Patients who experience temporary or permanent amenorrhea secondary to chemotherapy have a lower risk of recurrence than patients who experience no cessation in menses, and this difference has long been attributed to the endocrine effects of chemotherapy.[22] Presumably, a similar benefit should be seen through administration of ovarian suppression. There is both a greater rationale for administration of ovarian suppression among young women who may not experience the endocrine benefits of chemotherapy, and reason for caution and concern with the quality of life and late effects of early menopause in these patients. Routine use of ovarian suppression among young women with endocrine receptor–positive breast cancer is not recommended, but this author considers it a reasonable topic for discussion and consideration in select patients at high risk for recurrence.[20,23]
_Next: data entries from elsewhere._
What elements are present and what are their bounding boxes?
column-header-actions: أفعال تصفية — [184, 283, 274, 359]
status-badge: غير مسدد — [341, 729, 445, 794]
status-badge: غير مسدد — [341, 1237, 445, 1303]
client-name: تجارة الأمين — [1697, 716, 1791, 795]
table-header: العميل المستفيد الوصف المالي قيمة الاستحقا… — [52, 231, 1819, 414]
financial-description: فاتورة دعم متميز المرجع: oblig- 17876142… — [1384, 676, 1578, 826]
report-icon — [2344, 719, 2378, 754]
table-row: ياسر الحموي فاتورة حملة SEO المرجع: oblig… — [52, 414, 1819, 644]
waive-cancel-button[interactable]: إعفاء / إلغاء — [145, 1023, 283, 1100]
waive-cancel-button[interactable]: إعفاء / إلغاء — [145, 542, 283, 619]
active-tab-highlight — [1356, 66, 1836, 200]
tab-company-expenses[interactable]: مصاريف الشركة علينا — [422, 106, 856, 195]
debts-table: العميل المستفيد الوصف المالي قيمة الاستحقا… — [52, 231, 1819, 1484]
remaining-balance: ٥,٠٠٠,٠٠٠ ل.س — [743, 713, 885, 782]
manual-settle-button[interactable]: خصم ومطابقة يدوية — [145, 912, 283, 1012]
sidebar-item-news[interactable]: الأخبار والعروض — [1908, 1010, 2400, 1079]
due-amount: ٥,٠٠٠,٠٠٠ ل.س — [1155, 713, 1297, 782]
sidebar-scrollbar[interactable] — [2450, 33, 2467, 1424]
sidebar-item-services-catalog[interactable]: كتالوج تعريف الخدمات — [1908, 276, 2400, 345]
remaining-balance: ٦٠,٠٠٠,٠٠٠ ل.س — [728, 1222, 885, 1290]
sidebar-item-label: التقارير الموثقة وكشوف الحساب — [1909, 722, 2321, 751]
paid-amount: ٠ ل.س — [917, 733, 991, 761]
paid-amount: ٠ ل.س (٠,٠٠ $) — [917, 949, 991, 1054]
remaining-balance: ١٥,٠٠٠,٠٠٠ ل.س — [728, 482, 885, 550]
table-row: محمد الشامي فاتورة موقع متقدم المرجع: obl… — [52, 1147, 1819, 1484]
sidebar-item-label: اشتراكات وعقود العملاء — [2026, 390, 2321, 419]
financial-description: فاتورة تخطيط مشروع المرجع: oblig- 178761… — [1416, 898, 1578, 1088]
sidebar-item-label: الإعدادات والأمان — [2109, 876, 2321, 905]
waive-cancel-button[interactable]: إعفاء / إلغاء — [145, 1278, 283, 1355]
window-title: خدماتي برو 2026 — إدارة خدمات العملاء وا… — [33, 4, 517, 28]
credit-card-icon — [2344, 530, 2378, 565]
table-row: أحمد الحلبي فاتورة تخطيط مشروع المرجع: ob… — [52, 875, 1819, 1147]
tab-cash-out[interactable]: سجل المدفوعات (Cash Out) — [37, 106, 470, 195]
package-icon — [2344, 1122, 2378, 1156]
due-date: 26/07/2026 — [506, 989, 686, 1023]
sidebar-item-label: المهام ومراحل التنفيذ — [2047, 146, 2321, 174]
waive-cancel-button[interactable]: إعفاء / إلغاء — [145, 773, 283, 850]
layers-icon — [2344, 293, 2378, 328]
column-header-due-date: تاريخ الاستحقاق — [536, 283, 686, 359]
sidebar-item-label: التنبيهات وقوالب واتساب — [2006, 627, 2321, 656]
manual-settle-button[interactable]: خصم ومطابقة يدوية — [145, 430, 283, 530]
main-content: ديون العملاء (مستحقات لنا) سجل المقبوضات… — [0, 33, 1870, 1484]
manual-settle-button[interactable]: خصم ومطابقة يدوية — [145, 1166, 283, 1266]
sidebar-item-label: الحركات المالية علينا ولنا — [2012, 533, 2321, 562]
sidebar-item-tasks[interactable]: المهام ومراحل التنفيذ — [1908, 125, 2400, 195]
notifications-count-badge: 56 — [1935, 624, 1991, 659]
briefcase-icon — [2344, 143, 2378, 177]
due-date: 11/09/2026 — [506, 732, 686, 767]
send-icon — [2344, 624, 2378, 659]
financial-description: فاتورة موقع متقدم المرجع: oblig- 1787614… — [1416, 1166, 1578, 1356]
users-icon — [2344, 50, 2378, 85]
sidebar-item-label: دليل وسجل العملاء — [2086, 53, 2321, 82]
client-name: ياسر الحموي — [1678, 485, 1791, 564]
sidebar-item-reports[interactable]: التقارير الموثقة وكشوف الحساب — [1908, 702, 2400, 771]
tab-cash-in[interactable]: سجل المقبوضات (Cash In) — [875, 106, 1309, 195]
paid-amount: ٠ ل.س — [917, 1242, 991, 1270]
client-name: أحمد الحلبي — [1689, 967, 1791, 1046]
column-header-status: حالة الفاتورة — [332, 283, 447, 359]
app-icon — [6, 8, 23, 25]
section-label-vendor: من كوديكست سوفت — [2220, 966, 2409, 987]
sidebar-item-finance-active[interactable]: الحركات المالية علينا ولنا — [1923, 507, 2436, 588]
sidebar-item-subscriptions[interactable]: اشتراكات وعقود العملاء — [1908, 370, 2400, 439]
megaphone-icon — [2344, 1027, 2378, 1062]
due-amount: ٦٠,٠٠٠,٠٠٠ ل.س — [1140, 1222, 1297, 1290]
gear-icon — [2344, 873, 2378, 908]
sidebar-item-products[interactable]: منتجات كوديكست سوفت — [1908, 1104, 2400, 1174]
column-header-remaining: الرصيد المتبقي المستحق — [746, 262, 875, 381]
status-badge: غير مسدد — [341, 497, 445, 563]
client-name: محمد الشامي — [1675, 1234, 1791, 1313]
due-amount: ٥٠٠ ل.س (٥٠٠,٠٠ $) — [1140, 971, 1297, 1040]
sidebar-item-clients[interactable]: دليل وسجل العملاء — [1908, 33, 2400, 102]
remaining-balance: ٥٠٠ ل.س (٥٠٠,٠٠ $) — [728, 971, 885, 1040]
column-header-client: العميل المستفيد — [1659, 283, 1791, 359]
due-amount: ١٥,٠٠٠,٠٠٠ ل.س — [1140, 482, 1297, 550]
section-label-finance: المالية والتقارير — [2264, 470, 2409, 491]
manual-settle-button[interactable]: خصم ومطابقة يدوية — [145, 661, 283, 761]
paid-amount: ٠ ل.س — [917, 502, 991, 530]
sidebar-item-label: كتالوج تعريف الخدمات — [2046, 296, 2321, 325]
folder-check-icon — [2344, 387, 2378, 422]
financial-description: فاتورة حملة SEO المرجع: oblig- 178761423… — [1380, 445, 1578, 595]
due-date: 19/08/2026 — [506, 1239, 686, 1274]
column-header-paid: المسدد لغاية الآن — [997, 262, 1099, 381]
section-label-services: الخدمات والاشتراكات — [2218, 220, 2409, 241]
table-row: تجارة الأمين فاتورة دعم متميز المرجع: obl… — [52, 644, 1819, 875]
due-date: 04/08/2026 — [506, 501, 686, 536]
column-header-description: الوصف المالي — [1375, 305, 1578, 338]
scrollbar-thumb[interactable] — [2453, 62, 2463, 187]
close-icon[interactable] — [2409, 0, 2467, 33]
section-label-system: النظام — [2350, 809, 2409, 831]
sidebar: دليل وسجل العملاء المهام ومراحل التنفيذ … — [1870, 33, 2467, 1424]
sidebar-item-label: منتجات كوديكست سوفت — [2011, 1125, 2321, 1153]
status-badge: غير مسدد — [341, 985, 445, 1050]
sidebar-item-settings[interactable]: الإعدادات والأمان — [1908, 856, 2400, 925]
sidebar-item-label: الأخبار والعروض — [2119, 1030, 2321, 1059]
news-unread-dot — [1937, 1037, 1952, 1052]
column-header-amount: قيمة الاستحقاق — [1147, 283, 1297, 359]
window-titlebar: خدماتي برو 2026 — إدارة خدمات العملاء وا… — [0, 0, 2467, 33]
Is an AI-Based Strategy Superior to Tamoxifen?

Although AIs are a standard component of adjuvant endocrine therapy for postmenopausal women, their role in adjuvant therapy for younger women, if any, remains unclear. There may be important biologic differences between cancers that arise in pre- and postmenopausal settings and differences in the effect of further estrogen deprivation (above and beyond ovarian suppression), as opposed to estrogen receptor blockade with tamoxifen. As noted above, the SOFT and TEXT trials will address this question. Recent data from the ABCSG 12 trial found no benefit for ovarian suppression plus an AI vs ovarian suppression plus tamoxifen. Thus, tamoxifen remains the standard.[ 21] For young women with endocrine receptor–positive disease who are unable to tolerate tamoxifen or who have a strong contraindication to such therapy, treatment with an AI plus ovarian suppression can be considered a reasonable alternative. The lack of differences in the ABCSG trial is reassuring, although the study was not powered for noninferiority.

Some women will develop permanent or prolonged amenorrhea after treatment with chemotherapy, but AIs may increase the likelihood of ovarian recovery, making concurrent treatment with ovarian suppression—or, at minimum, frequent monitoring of menopausal status—important.[24]